Background. In 2001, Congress passed a law which gradually lowered the maximum estate tax rate and substantially raised the estate tax exemption amount over the years 2002 through 2009. The maximum tax rate fell to 45% and the estate tax exemption rose to $3.5 million. Then in 2010, the estate tax was completely repealed, but only for decedents dying in 2010. On January 1, 2011, the estate tax was scheduled to come back with a maximum tax rate of 55% and an estate tax exemption of $1 million.
New law. Under the new law, each person is entitled to a credit against the federal estate tax (commonly referred to as the estate tax exemption) which allows each person to pass $5 million free of estate tax. This means that a husband and wife together can pass $10 million on to their children (or anyone else) without paying any estate tax. If your combined estate is in excess of $10 million, you can delay the payment of any tax until the death of the survivor with the use of the unlimited marital deduction. The new law also reinstates the step-up in basis rules that we had prior to 2010. This means that the cost basis of an asset, which is used to determine capital gain at the time an asset is sold, will now be stepped-up to the date of death value (i.e. it is as if the heirs purchased the assets of the estate on the date of the decedent’s death for a purchase price equal to their fair market value on that date). This is very important for estates which hold assets which have increased in value a great deal since they were purchased.
Gifts and Gift Taxes. Gifts that you make during your lifetime can have an effect on the amount you can pass tax-free at the time of your death. As you make significant gifts during your lifetime, you will be using up part of your estate tax exemption amount, but only if you make gifts of more than $13,000 per person per year. Under the previous law, you could only use up $1 million of your estate tax exemption before you were required to start paying gift taxes. Under the new law, the estate tax exemption and the gift tax exemption are unified. Therefore, during your lifetime you can now give away $5 million (in addition to the $13,000 per person per year annual exclusion gifts) without paying any gift tax. If you do this, however, keep in mind that you will have no estate tax exemption left at the time of your death, and any assets left in your estate will be subject to federal estate tax.
Generation-Skipping Transfer Tax (GST Tax). There is also a special tax on transfers you make (whether during your life, or upon your death) to generations below the generation of your children (e.g. grandchildren and great-grandchildren). The exemption from the GST Tax under the new law also increases to $5 million and the GST tax rate drops to 35%.
Portability. Under the prior law, if the first spouse to die left everything to the surviving spouse, due to the unlimited marital deduction there would be no estate tax owed at the first death. However, the entire value of the combined estates would have ended up being taxed in the estate of the survivor, and only the estate tax exemption of the survivor would have been available to reduce the amount of the tax. The estate tax exemption of the first spouse to die, therefore, would have been wasted.
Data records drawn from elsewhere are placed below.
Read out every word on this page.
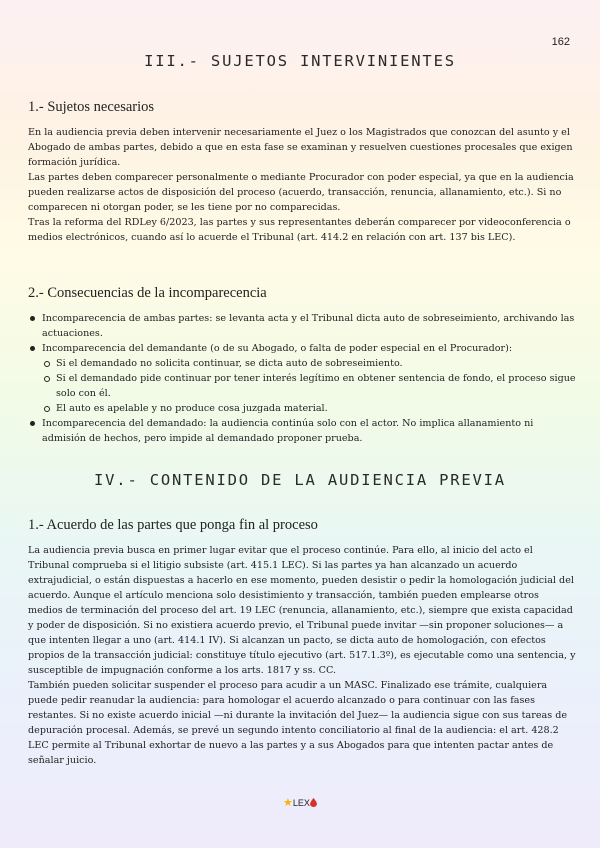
162
III.- SUJETOS INTERVINIENTES
1.- Sujetos necesarios

En la audiencia previa deben intervenir necesariamente el Juez o los Magistrados que conozcan del asunto y el Abogado de ambas partes, debido a que en esta fase se examinan y resuelven cuestiones procesales que exigen formación jurídica.

Las partes deben comparecer personalmente o mediante Procurador con poder especial, ya que en la audiencia pueden realizarse actos de disposición del proceso (acuerdo, transacción, renuncia, allanamiento, etc.). Si no comparecen ni otorgan poder, se les tiene por no comparecidas.

Tras la reforma del RDLey 6/2023, las partes y sus representantes deberán comparecer por videoconferencia o medios electrónicos, cuando así lo acuerde el Tribunal (art. 414.2 en relación con art. 137 bis LEC).

2.- Consecuencias de la incomparecencia
Incomparecencia de ambas partes: se levanta acta y el Tribunal dicta auto de sobreseimiento, archivando las actuaciones.
Incomparecencia del demandante (o de su Abogado, o falta de poder especial en el Procurador):
Si el demandado no solicita continuar, se dicta auto de sobreseimiento.
Si el demandado pide continuar por tener interés legítimo en obtener sentencia de fondo, el proceso sigue solo con él.
El auto es apelable y no produce cosa juzgada material.
Incomparecencia del demandado: la audiencia continúa solo con el actor. No implica allanamiento ni admisión de hechos, pero impide al demandado proponer prueba.
IV.- CONTENIDO DE LA AUDIENCIA PREVIA
1.- Acuerdo de las partes que ponga fin al proceso

La audiencia previa busca en primer lugar evitar que el proceso continúe. Para ello, al inicio del acto el Tribunal comprueba si el litigio subsiste (art. 415.1 LEC). Si las partes ya han alcanzado un acuerdo extrajudicial, o están dispuestas a hacerlo en ese momento, pueden desistir o pedir la homologación judicial del acuerdo. Aunque el artículo menciona solo desistimiento y transacción, también pueden emplearse otros medios de terminación del proceso del art. 19 LEC (renuncia, allanamiento, etc.), siempre que exista capacidad y poder de disposición. Si no existiera acuerdo previo, el Tribunal puede invitar —sin proponer soluciones— a que intenten llegar a uno (art. 414.1 IV). Si alcanzan un pacto, se dicta auto de homologación, con efectos propios de la transacción judicial: constituye título ejecutivo (art. 517.1.3º), es ejecutable como una sentencia, y susceptible de impugnación conforme a los arts. 1817 y ss. CC.

También pueden solicitar suspender el proceso para acudir a un MASC. Finalizado ese trámite, cualquiera puede pedir reanudar la audiencia: para homologar el acuerdo alcanzado o para continuar con las fases restantes. Si no existe acuerdo inicial —ni durante la invitación del Juez— la audiencia sigue con sus tareas de depuración procesal. Además, se prevé un segundo intento conciliatorio al final de la audiencia: el art. 428.2 LEC permite al Tribunal exhortar de nuevo a las partes y a sus Abogados para que intenten pactar antes de señalar juicio.

★LEX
Under the new law, the estate tax exemption will be “portable.” When the first spouse dies, if he or she does not use his or her entire estate tax exemption, it can be transferred to the surviving spouse. In order to allow the surviving spouse to use the unused estate tax exemption, the personal representative of the first spouse to die must make an election on the estate tax return of the decedent. This means that if there is any chance the additional estate tax exemption will be needed by the surviving spouse, you will need to file an estate tax return for the first spouse to die, even though such a return might not otherwise be required.
Decedents Dying in 2010. The new law also gives heirs of decedents dying in 2010 a choice of which estate tax rules to apply - 2010's or 2011's. This is important because although there is no estate tax in 2010, there is also no step-up in basis under the 2010 rules. Therefore, if the estate of a person dying in 2010 includes a lot of low-basis assets, the executor of the estate may want to be taxed under the 2011 rules because the step-up in basis may save more in capital gains taxes than would be saved in estate taxes under the 2010 rules. Actually, the 2011 rules will automatically apply, unless an election is made to be taxed under the 2010 rules.
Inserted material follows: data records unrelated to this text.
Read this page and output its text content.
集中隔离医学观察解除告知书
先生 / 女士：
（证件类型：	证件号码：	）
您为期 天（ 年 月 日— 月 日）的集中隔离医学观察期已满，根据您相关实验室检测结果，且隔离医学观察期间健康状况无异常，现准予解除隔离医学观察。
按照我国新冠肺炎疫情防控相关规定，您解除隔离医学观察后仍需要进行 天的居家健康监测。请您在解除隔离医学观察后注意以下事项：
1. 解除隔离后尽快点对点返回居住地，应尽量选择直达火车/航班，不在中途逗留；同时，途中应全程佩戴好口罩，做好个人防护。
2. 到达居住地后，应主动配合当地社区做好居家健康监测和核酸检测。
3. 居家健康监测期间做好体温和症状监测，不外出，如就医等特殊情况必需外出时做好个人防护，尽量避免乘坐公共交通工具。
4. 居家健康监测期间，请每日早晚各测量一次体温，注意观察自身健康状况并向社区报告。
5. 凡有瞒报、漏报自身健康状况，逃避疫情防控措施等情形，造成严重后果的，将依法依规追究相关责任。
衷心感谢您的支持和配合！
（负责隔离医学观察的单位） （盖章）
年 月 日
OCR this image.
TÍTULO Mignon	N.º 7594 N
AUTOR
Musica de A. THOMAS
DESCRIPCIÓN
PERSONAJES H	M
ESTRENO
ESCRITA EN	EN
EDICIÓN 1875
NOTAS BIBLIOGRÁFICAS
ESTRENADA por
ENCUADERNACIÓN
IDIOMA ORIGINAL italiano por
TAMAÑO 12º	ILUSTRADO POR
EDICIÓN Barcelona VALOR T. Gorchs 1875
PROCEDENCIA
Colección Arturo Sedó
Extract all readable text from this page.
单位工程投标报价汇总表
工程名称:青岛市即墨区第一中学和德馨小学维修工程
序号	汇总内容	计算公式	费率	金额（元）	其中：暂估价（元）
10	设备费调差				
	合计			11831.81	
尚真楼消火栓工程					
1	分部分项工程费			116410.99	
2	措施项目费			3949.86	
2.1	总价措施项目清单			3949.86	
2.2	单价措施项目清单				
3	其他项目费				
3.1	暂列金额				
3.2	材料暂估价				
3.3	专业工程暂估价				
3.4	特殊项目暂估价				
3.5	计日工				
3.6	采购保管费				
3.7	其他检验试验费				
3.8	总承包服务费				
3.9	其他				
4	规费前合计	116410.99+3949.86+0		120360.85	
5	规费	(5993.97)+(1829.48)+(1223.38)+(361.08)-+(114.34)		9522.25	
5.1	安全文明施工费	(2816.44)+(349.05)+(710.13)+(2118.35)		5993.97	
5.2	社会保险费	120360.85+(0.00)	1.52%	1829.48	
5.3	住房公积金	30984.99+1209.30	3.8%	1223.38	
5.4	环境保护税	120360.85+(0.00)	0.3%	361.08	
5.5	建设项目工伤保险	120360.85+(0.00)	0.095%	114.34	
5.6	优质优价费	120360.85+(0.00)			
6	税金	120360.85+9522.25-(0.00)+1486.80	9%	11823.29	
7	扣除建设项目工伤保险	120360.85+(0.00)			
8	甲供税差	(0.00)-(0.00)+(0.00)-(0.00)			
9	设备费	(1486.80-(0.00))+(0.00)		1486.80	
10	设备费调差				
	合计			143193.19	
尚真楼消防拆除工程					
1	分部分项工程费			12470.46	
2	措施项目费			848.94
New Law is Temporary. The most disappointing aspect of the new law is that it is, once again, only temporary. It is applicable for 2011 and 2012, and after that, if no action is taken by Congress and the President, the previous law automatically comes back into effect, bringing with it a $1 million estate tax exemption and a maximum tax rate of 55%. With the way things seem to be going in Washington right now, it certainly seems possible that this could happen.
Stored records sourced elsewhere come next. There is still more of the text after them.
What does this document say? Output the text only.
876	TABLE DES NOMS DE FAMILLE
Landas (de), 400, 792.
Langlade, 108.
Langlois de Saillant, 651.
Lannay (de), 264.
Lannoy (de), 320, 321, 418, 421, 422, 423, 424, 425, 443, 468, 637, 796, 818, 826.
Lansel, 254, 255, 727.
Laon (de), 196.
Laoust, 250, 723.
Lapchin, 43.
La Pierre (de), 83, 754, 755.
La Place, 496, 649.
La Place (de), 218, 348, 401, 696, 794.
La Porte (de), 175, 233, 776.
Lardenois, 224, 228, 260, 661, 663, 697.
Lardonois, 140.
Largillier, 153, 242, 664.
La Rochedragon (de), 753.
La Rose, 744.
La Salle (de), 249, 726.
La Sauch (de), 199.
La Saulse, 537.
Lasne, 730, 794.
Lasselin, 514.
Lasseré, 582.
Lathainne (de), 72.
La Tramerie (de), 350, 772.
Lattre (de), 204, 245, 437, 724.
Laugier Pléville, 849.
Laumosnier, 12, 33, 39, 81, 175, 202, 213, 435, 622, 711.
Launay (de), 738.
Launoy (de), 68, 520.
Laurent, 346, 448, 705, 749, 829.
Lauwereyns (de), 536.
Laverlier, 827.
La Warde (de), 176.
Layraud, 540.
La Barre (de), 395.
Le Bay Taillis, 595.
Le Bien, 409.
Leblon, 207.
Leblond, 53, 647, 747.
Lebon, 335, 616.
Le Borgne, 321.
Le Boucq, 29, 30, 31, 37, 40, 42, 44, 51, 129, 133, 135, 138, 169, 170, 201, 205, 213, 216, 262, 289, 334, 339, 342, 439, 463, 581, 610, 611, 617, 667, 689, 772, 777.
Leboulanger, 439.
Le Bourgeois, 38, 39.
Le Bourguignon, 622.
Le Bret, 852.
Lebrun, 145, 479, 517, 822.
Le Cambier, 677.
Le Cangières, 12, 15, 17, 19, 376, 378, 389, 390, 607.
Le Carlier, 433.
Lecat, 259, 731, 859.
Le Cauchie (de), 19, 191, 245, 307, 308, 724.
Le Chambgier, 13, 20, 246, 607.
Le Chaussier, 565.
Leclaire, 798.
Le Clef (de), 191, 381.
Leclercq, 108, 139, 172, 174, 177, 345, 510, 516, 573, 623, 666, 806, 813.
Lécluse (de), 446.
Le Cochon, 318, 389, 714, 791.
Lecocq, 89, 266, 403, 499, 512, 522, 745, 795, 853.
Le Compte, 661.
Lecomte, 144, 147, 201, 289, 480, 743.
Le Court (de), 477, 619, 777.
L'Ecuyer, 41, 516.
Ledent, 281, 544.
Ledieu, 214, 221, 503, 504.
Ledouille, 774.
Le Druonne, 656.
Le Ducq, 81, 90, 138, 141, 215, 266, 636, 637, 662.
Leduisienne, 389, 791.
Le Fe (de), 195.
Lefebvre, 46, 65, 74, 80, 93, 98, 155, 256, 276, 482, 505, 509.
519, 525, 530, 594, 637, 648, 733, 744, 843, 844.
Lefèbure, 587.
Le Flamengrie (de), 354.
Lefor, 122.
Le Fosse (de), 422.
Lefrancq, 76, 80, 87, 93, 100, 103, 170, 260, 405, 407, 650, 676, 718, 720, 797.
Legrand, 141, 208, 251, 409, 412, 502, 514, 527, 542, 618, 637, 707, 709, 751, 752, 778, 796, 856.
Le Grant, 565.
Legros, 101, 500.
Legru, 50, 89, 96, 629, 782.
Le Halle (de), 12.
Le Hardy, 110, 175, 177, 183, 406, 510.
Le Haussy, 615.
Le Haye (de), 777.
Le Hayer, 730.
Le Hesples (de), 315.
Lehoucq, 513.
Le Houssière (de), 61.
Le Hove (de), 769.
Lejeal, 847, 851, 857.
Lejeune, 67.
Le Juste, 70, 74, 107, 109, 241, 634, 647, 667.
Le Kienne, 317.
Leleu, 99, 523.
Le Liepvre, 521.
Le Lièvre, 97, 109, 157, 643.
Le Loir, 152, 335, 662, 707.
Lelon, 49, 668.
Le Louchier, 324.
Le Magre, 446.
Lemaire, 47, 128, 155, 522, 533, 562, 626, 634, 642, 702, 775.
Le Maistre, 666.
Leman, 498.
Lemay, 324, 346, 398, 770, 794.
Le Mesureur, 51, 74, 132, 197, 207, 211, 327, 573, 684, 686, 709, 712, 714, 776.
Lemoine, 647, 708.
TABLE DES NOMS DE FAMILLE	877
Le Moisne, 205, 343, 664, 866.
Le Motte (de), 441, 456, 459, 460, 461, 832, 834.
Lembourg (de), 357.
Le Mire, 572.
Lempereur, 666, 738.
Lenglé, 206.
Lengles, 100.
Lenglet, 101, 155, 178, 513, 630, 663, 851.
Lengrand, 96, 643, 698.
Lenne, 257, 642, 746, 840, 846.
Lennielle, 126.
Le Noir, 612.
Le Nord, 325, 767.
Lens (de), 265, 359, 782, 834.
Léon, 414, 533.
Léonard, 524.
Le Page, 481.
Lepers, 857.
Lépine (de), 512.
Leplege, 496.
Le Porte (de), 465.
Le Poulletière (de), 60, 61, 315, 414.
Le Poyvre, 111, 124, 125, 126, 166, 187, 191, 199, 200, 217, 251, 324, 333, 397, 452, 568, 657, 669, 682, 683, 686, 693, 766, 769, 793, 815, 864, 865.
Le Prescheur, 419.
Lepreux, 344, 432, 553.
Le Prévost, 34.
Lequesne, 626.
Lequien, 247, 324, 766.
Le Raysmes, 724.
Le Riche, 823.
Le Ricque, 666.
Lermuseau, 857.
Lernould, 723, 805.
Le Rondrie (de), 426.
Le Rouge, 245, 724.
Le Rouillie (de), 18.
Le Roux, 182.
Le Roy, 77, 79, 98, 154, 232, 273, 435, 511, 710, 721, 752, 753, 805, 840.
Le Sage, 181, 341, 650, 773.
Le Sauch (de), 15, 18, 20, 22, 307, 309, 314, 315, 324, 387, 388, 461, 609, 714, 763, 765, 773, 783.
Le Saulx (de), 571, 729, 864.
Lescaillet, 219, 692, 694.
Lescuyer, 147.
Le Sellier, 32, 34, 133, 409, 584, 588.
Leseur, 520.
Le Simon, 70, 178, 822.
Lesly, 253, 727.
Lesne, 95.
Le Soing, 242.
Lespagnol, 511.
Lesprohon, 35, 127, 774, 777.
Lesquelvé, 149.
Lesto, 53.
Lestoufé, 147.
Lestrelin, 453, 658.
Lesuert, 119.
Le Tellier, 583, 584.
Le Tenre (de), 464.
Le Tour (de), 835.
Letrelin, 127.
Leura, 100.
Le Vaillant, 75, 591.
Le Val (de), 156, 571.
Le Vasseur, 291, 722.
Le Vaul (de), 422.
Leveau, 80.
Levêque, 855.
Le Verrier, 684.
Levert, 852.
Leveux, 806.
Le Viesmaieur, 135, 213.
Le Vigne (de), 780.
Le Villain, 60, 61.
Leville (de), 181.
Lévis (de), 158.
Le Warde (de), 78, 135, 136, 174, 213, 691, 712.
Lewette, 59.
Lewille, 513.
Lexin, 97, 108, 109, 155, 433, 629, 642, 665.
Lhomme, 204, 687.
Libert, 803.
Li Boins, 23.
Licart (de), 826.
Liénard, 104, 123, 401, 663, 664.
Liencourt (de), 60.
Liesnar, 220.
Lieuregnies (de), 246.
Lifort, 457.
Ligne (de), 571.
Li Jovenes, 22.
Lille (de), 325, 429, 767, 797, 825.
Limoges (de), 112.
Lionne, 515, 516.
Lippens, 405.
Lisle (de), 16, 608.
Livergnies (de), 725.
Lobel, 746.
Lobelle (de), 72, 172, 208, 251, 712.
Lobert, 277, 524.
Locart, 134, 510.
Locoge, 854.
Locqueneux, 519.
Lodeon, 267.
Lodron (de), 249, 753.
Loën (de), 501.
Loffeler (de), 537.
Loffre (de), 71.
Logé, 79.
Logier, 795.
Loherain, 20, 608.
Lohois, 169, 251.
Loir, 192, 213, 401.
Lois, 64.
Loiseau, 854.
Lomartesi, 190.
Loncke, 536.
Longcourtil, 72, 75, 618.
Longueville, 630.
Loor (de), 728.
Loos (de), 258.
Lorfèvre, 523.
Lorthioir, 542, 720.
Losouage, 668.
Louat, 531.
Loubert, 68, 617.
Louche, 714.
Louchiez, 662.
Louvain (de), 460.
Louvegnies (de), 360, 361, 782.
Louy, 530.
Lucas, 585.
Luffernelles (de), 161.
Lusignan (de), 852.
Conclusion. The estate tax relief in the new law is substantial, and provides some significant opportunities for reducing estate taxes. Even if taxes are not a concern because an estate is below the exemption level, it is still important to have a proper estate plan to ensure that the needs of intended beneficiaries are met. With all of the changes that have taken place, now is the time to review your estate plan to make sure you have taken advantage of every opportunity available to provide maximum benefits to your heirs at the time of your death.